Not a scoop, the MSN address book works using SOAP services. Those services provide methods to manipulate data on the server. However, when you want to do something like block/unblock a contact or synchronize the lists, you have to call several different methods as a sequence. This can be an issue in pymsn since the SOAP calls are asynchronous. Trying to understand what the “partner scenarios” mean, I finally find a solution out.

In the MSN SOAP calls, there’s an header field name “partner scenario”. That field seems to have a different content related to the moment it’s used (when adding a contact, when accepting a contact request…). Even if the server doesn’t seem to discriminate on that field, the new service stack allow us to use the right partner scenario at the right place. For me, partner scenarios are all about the context : it’s not that bad to know in what context a method is used.

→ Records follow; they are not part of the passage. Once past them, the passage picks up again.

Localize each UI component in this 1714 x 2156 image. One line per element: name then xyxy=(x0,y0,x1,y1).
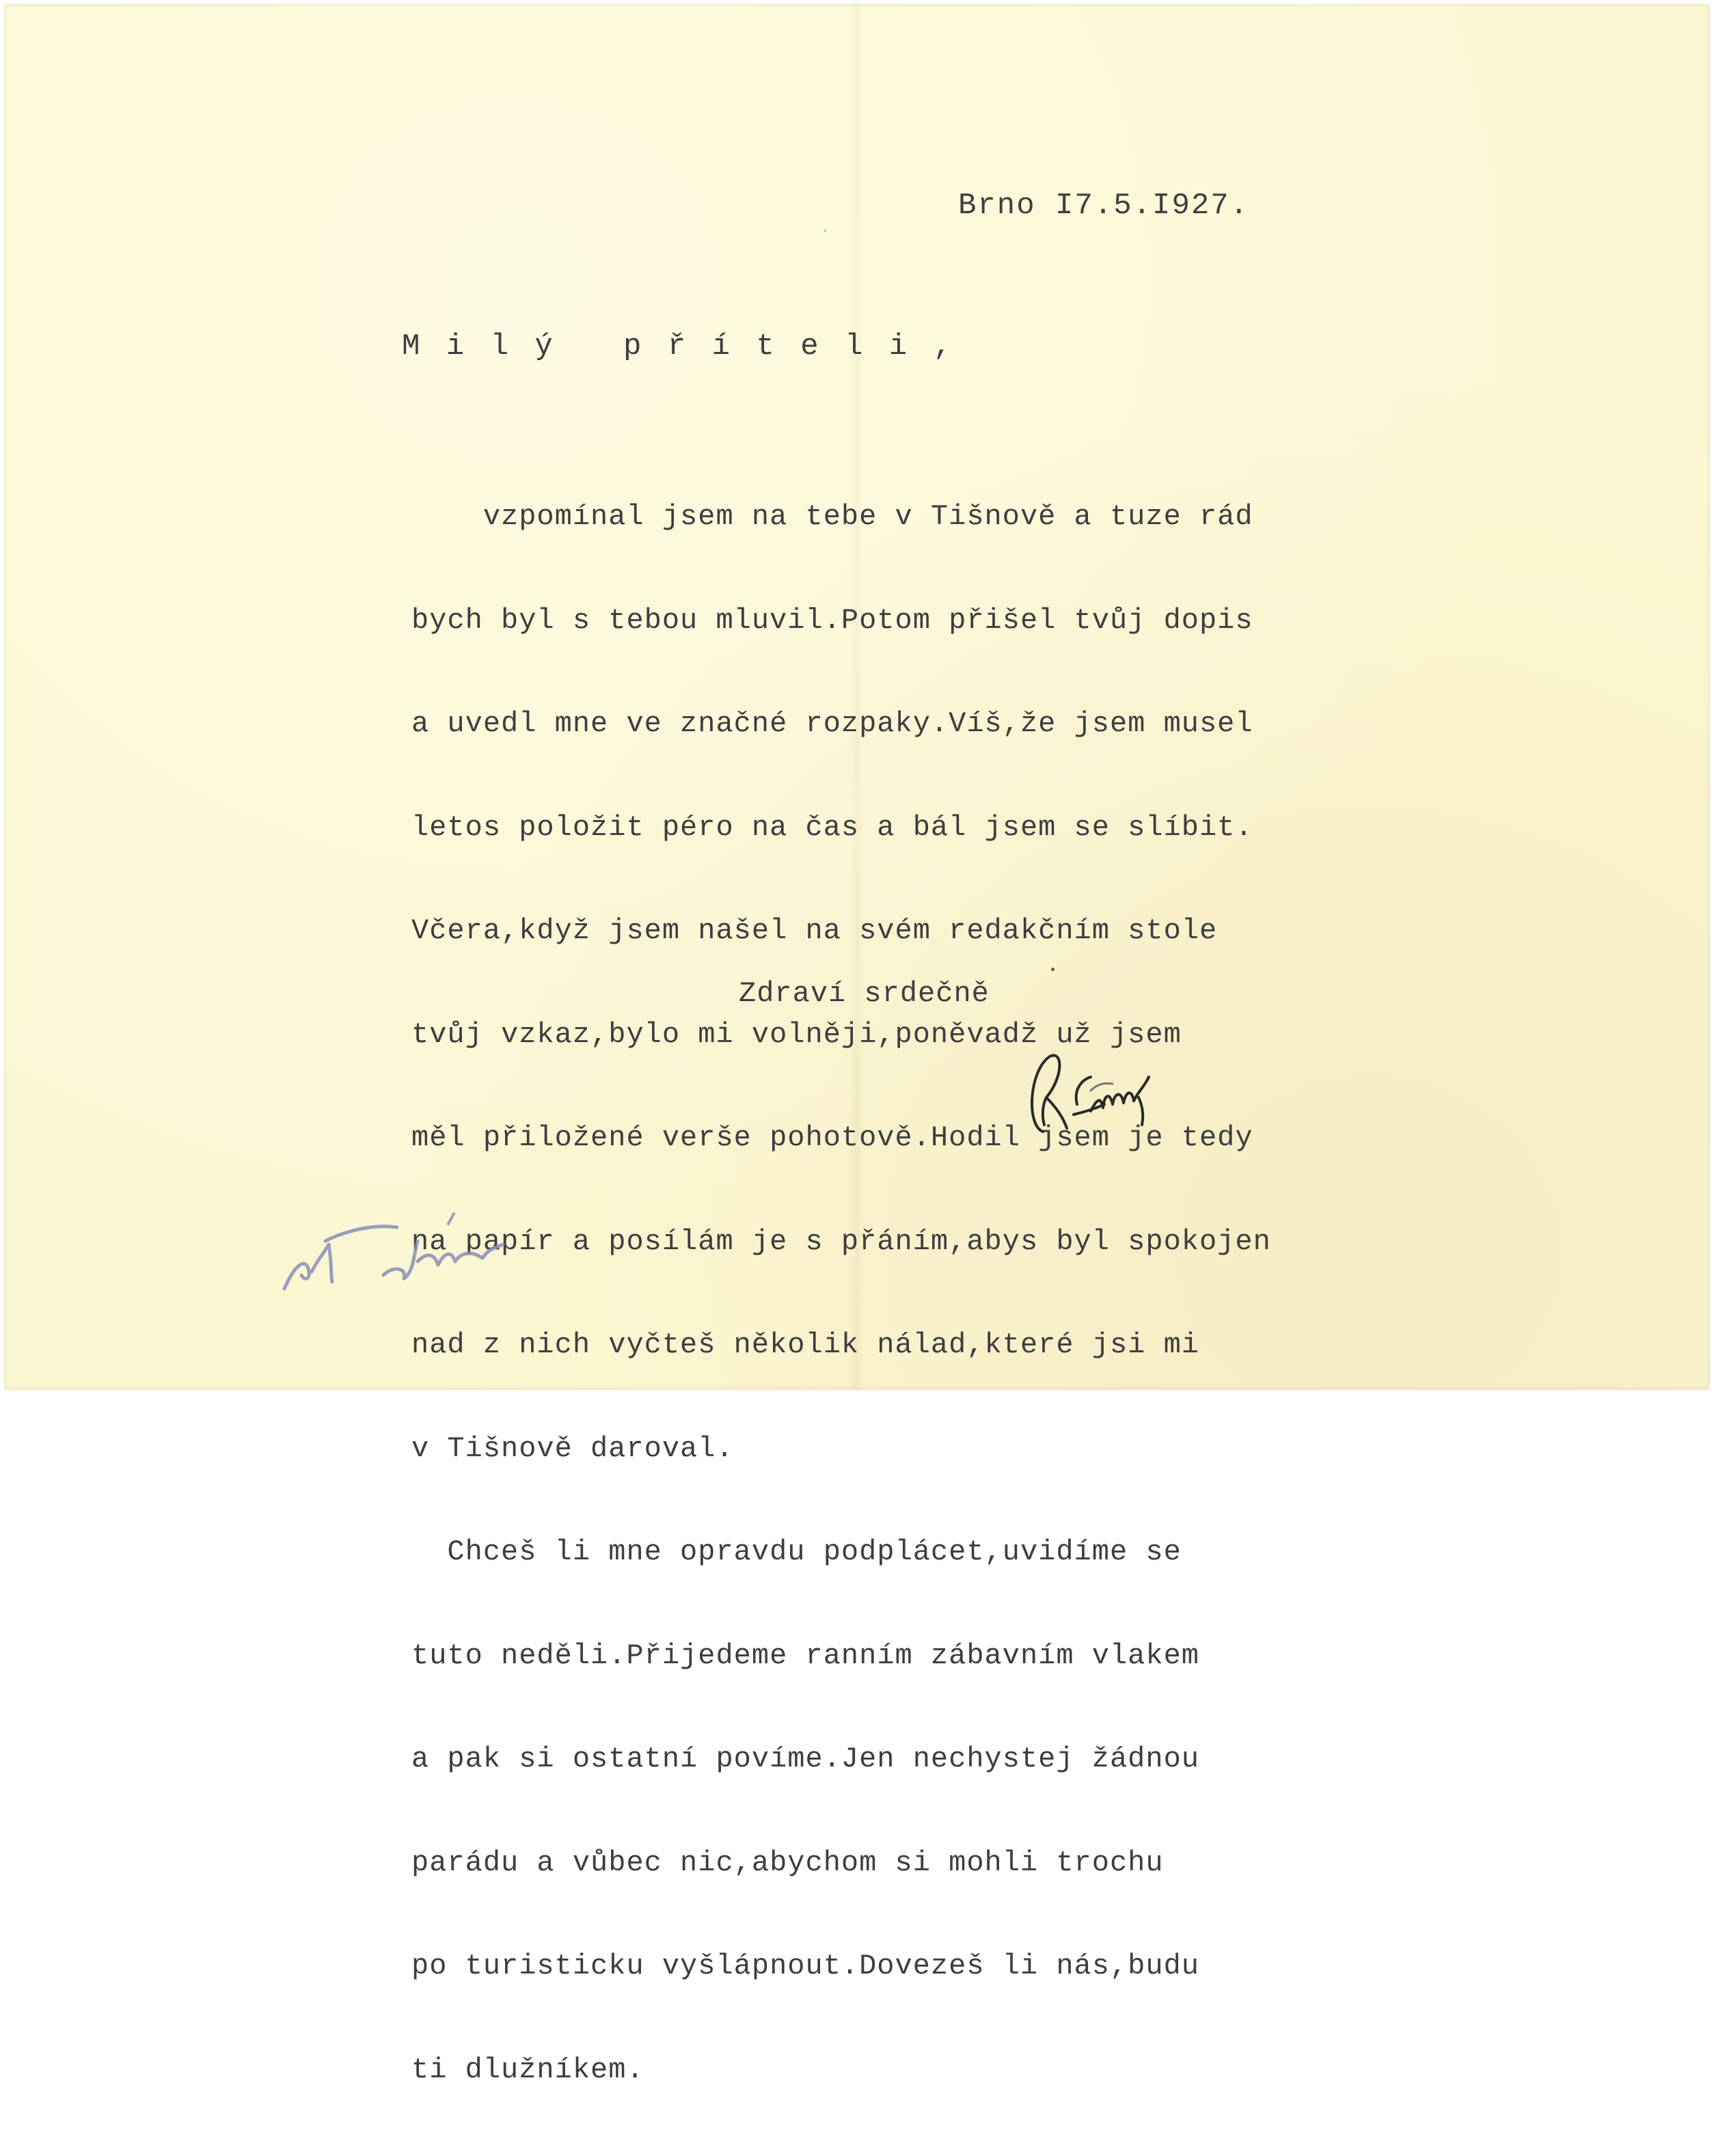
closing: Zdraví srdečně xyxy=(739,977,990,1010)
place-and-date: Brno I7.5.I927. xyxy=(958,189,1249,223)
body-line: vzpomínal jsem na tebe v Tišnově a tuze … xyxy=(411,500,1271,534)
body-line: letos položit péro na čas a bál jsem se … xyxy=(411,810,1271,845)
salutation: M i l ý p ř í t e l i , xyxy=(402,329,955,364)
letter-paper: Brno I7.5.I927. M i l ý p ř í t e l i , … xyxy=(4,4,1710,1390)
ink-speck xyxy=(824,230,826,232)
body-line: Včera,když jsem našel na svém redakčním … xyxy=(411,914,1271,949)
body-line: na papír a posílám je s přáním,abys byl … xyxy=(411,1225,1271,1259)
handwritten-signature xyxy=(1022,1050,1214,1145)
body-line: bych byl s tebou mluvil.Potom přišel tvů… xyxy=(411,603,1271,638)
body-line: a uvedl mne ve značné rozpaky.Víš,že jse… xyxy=(411,707,1271,741)
pencil-annotation xyxy=(277,1210,510,1299)
ink-speck xyxy=(1051,968,1055,971)
body-line: tvůj vzkaz,bylo mi volněji,poněvadž už j… xyxy=(411,1018,1271,1052)
body-line: nad z nich vyčteš několik nálad,které js… xyxy=(411,1328,1271,1363)
letter-body: vzpomínal jsem na tebe v Tišnově a tuze … xyxy=(411,431,1271,1397)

So my idea was to create scenarios objects in pymsn. A scenario object handles an action like “block a contact”, to and fro, calling several SOAP methods if needed. Since the calls are asynchronous and we’re using callbacks to know when the response is available, a scenario object defines kind of a “chain of callbacks” that finally ends up calling the scenario callback. A scenario object can be executed, actually it’s very close to the command design pattern.

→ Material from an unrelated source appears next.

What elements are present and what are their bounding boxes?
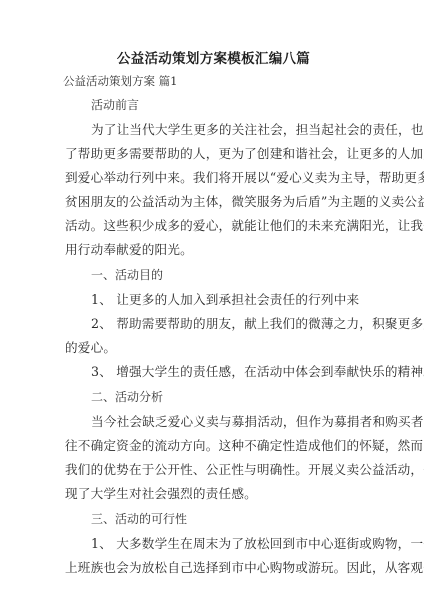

The high level user won’t manipulate the scenarios : scenarios help us to have a clean address book object which just has to create scenario objects, fill them with the needed data, and execute them.


the new pymsn service stack

July 26, 2007

Bored of trying to generate the ugly SOAP stuff from the MSN protocol with SOAP python libraries (SOAPpy, ZSI or our very own internal library), we finally came up with a new way to communicate with web services. We are now using massive string formatting! Each SOAP method is described in a ‘description’ file which contains its header and body. On top of that, classes inheriting from a SOAPService class are able to generate the SOAP method calls and the response or error callbacks handle. There is one of these class for each real service. At the top level, the user will for instance only have to care about an AddressBook object that uses the address book (contact management) and sharing (membership management) services and where all the data is normalized. Tough the “massive string formatting” way could sound a bit tricky, we managed to get a clean and flexible enough stack which allows us to do whatever we want without creating a mess. It was sweet to rely on it to build the new address book support to pymsn during GUADEC (more on that later).